Thanks for the interesting – and balanced – post!
On my most recent post I ranted about the weird ‘algorithms’ HR uses in the selection of candidates. But you are right: Software and computers do not seem to be the core problem – semi-automated keyword matching done by clueless HR persons or rash grading of overworked professors is as disturbing already.
I guess the core issue really is that there is not enough time or there are not enough ‘human resources’ to do these tasks (or there is not enough money to pay reasonably qualified people) – and we try to solve this issue by throwing technology at it.
They can’t possibly be serious? Surely automated grading will result in nothing more than automated students and thinkers.
Surely humans and computers will be able to co-exist in the professional world without the fear of a Terminator-like crisis?

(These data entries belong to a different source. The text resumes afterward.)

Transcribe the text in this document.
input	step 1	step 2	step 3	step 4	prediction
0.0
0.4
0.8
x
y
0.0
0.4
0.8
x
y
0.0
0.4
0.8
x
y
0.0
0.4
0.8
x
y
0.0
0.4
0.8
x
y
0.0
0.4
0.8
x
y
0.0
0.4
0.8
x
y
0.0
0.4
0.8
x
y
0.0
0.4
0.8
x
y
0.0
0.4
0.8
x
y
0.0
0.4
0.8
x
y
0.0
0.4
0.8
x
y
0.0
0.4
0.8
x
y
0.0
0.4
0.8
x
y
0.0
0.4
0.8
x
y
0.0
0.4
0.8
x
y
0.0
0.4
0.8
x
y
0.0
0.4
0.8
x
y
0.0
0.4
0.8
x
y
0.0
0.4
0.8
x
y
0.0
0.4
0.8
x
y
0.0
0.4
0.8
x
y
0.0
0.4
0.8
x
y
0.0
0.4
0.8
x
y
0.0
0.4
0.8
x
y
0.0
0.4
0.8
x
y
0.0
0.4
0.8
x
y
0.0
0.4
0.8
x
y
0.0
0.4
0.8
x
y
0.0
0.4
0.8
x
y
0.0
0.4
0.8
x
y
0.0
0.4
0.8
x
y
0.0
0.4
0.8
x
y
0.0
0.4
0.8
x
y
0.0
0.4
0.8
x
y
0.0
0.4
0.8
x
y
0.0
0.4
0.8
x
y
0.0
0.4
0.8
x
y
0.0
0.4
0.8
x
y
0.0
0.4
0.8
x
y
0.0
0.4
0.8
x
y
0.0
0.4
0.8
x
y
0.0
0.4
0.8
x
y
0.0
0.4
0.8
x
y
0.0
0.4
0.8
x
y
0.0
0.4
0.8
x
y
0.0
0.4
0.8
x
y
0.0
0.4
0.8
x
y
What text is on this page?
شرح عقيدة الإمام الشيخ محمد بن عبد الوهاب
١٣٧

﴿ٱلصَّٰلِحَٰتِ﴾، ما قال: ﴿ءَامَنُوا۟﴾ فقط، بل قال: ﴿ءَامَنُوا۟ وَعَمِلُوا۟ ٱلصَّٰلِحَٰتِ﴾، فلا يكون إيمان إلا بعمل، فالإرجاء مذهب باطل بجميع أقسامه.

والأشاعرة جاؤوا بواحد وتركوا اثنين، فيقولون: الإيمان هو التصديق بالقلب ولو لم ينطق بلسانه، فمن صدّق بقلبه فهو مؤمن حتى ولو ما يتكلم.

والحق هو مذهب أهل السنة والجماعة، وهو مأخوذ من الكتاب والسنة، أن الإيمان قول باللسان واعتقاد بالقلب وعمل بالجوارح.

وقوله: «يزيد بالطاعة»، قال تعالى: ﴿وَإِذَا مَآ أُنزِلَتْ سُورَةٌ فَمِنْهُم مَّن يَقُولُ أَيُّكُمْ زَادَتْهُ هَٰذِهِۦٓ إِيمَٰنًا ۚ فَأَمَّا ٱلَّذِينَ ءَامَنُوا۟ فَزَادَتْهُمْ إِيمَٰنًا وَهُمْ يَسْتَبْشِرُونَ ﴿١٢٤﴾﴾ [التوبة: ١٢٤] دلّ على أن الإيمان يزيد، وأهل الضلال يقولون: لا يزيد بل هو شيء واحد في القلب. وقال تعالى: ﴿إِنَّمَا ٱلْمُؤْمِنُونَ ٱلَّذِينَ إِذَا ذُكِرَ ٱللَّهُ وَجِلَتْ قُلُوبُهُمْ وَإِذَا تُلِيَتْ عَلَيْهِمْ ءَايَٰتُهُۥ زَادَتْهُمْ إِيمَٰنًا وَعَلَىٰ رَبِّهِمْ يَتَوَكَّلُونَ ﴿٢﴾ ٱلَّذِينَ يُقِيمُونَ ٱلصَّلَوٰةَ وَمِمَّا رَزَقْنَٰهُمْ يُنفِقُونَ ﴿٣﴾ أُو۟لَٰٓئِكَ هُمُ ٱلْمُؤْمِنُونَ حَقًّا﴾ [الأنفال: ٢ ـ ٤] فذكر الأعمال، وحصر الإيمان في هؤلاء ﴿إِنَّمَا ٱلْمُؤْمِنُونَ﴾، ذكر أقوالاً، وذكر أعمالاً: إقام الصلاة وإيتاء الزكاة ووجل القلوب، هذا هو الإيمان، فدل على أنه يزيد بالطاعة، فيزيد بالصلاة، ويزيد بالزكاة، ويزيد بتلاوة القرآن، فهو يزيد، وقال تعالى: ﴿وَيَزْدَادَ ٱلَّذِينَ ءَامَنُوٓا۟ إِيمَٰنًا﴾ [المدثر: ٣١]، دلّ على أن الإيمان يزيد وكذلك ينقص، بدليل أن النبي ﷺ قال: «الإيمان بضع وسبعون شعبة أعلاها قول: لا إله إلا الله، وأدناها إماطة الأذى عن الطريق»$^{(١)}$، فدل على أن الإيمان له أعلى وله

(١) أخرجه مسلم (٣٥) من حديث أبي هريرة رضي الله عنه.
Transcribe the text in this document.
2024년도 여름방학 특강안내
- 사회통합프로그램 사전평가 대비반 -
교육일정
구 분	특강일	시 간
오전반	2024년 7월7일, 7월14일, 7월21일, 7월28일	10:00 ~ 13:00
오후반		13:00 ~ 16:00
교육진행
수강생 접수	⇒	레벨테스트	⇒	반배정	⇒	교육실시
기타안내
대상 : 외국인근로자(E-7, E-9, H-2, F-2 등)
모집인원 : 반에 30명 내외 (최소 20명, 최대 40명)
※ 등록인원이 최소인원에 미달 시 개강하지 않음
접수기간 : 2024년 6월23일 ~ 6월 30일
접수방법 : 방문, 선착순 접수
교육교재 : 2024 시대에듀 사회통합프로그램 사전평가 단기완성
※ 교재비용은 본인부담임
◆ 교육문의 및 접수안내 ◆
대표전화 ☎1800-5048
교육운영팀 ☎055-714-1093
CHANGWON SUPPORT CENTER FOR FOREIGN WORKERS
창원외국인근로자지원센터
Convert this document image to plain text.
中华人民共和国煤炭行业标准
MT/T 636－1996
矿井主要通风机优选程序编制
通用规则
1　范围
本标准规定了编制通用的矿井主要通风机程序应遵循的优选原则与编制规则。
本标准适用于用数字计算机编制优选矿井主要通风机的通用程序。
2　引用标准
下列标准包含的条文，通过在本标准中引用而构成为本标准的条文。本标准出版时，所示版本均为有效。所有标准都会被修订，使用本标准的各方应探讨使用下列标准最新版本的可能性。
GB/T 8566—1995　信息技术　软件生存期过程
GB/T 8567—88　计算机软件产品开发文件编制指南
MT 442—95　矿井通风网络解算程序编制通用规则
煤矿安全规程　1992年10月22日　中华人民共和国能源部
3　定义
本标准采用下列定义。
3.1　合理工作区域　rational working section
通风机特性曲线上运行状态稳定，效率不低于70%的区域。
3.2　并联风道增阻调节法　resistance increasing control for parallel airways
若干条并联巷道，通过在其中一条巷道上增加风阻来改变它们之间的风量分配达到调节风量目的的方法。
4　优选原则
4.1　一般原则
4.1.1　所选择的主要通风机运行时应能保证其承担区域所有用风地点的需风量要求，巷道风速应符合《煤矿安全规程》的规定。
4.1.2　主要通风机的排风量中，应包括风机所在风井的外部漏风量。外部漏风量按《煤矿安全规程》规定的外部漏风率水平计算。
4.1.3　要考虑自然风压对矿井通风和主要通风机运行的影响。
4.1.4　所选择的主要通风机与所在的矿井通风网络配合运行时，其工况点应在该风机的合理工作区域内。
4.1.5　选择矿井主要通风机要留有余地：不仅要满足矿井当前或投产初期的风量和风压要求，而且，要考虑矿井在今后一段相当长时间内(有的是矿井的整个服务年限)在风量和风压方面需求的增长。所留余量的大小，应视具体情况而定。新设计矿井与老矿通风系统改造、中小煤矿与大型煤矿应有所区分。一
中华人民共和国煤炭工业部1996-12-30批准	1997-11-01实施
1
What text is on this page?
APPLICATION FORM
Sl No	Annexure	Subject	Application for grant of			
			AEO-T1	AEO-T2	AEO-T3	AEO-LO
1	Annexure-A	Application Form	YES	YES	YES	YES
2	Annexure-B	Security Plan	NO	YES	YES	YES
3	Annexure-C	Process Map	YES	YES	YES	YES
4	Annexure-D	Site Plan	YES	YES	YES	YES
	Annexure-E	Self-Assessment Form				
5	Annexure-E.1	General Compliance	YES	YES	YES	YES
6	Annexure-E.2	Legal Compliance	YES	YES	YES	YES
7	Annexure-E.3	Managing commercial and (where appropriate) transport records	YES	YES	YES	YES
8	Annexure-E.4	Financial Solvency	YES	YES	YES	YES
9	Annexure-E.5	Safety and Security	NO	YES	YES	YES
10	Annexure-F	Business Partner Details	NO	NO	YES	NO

It is clear that software like this will help teachers with a growing problem: deal with the assignments of hundreds of students. Especially when college enrollment is on a constant rise. Indeed, this gives teachers more time on their hands…not to start fixing up their resumes, but hopefully, to increase their mastery in their disciplines. Surely this would make for a brighter and perhaps much more competitive and innovative gang of teachers, professors, and doctorates?
But alas, I wonder if Brooklyn College could taste the potential rewards of such a venture.